Technical constraints:
- Use oklch(L C H) for every color value — no hex, hsl, or rgb.
- Each scale uses a fixed hue angle and chroma with only the
  lightness varying across steps.
- Reduce chroma for tints (steps 50–200) and deep shades (900)
  using calc() so the extremes stay subtle rather than washed-out.
- Neutral scale uses near-zero chroma (0.005–0.015) for cool greys.
- Warning (amber, hue ~75) uses dark text on light and mid steps
  because yellow-range colors never achieve sufficient contrast
  with white text at high lightness.
- Semantic aliases must reference scale tokens, not hard-coded
  values: --color-bg, --color-text, --color-text-muted,
  --color-border, --color-link, --color-link-hover,
  --color-surface-success, --color-surface-danger, etc.

Scales to generate:
- Primary: hue 265 (purple), chroma 0.22
- Neutral: hue 260, chroma 0.005–0.013
- Success: hue 145 (green), chroma 0.20
- Danger: hue 25 (red), chroma 0.22
- Warning: hue 75 (amber), chroma 0.18

Dark-mode variant:
Provide a [data-theme="dark"] override that flips the semantic
aliases (--color-bg → neutral-900, --color-text → neutral-50, etc.)
while reusing the same scale tokens.

Return only CSS custom properties on :root and [data-theme="dark"].

Why five scales and nine steps

Most design systems need exactly these five roles: a brand color for interactive elements, a neutral for text and borders, and three semantic states (success, danger, warning) for feedback. Anything beyond this tends to be a variant or alias, not a new scale.

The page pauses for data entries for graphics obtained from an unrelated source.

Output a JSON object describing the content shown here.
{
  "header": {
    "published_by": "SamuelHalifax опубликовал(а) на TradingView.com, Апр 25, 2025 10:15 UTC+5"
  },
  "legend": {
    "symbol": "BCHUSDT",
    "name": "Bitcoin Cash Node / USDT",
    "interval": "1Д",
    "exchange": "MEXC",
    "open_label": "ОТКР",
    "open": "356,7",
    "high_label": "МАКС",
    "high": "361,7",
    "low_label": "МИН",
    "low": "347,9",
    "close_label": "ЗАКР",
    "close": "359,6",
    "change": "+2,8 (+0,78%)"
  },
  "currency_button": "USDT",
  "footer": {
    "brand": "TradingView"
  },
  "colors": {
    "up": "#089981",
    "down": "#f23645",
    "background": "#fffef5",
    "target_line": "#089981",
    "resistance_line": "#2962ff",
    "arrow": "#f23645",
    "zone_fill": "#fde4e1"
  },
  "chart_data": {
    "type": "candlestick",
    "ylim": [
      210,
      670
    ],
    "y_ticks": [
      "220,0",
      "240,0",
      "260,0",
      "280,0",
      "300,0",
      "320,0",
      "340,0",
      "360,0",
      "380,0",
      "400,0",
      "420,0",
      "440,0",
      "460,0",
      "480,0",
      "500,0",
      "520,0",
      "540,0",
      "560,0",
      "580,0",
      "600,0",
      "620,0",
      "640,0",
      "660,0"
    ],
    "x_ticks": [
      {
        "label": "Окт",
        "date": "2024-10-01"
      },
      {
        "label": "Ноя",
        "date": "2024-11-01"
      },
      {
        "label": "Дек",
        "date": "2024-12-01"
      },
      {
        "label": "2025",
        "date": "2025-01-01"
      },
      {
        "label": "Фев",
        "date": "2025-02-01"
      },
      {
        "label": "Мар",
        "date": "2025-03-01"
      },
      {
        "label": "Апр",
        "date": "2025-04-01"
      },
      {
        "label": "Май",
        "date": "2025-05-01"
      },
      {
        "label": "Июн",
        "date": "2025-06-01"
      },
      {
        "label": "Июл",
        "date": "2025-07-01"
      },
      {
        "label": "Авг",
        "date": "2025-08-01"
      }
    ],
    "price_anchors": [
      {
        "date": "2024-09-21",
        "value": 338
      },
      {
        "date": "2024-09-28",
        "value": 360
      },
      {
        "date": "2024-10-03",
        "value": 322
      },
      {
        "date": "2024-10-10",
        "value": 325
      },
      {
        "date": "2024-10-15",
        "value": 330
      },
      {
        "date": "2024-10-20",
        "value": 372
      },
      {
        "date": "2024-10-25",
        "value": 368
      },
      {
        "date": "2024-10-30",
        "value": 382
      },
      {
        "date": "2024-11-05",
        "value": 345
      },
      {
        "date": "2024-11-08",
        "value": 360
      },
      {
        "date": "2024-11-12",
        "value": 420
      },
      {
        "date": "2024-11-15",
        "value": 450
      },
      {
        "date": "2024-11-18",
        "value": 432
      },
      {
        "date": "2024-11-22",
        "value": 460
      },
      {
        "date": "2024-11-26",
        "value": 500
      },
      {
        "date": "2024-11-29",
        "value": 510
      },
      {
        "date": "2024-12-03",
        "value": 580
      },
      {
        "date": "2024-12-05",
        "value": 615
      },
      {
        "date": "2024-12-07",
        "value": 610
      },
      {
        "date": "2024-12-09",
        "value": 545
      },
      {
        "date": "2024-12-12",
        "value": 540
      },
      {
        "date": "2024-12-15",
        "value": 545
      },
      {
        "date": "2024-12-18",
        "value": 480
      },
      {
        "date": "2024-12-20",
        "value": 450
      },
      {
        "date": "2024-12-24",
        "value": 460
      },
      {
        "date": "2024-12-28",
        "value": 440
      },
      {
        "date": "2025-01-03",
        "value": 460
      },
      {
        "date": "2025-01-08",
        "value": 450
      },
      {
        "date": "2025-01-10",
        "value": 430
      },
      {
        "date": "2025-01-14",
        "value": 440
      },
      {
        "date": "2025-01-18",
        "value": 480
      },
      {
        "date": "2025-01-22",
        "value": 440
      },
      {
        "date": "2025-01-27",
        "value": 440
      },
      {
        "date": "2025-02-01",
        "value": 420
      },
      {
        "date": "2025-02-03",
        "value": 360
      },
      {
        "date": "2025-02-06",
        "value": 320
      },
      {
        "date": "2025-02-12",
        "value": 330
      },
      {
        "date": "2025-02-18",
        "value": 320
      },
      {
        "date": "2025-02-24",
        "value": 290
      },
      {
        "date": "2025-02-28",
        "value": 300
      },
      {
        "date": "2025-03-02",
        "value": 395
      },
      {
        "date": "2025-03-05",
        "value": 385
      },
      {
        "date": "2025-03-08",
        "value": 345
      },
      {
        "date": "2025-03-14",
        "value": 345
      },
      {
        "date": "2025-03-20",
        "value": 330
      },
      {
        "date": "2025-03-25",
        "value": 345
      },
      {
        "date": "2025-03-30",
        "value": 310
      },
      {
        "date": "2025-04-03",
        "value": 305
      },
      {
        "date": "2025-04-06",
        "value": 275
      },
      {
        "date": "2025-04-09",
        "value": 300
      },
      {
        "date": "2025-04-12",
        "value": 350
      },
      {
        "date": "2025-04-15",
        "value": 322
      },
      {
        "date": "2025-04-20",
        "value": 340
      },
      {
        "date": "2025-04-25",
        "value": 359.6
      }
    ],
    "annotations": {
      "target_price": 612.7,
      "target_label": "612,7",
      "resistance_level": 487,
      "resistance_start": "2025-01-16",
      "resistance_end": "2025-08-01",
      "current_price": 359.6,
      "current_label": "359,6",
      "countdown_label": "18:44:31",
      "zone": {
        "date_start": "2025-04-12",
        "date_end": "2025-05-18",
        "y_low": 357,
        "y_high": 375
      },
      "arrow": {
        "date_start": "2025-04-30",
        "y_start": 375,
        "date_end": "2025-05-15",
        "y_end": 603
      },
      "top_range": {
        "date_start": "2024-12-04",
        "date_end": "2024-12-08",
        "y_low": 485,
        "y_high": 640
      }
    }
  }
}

The nine-step numbering (50–900) mirrors the Tailwind convention that most engineers already understand. Step 500 is the "base" — the closest to what you'd call the pure color. Steps below 500 are tints suitable for backgrounds and surfaces; steps above 500 are shades for hover states, borders, and dark-mode text. You don't have to use every step — define them all and only reference the ones you need.

How oklch keeps scales perceptually even

In hsl(), equal lightness steps look uneven across hues — yellows appear much brighter than blues at the same L value. OKLCH is calibrated to human vision, so equal L increments produce equal perceived brightness shifts regardless of hue. This means the nine lightness values in the snippet above generate a visually consistent scale for every color, including amber and green where hsl() notoriously fails. No manual tweaking of individual steps.

The chroma reduction at the extremes (calc(var(--brand-c) * 0.35) at step 50, similar at step 900) prevents two common problems: step 50 going neon-pale with full chroma at high lightness, and step 900 going muddy with full chroma at near-black lightness. Mid-range steps 300–700 carry the full chroma where brand character matters most.

Semantic aliases over raw tokens

Components should never reference numbered scale tokens directly. A button should not use var(--color-primary-500) — it should use var(--color-link) or a component-specific alias like var(--btn-bg). The semantic layer decouples components from specific scale stops. When the design team decides the default link color should shift from step 500 to step 400 for better contrast, only one alias changes — not every component that uses the color.

The dark-mode flip is the clearest demonstration of this: in light mode --color-bg maps to --color-neutral-50; in dark mode it maps to --color-neutral-900. Every component that references --color-bg flips correctly with a single override on [data-theme="dark"].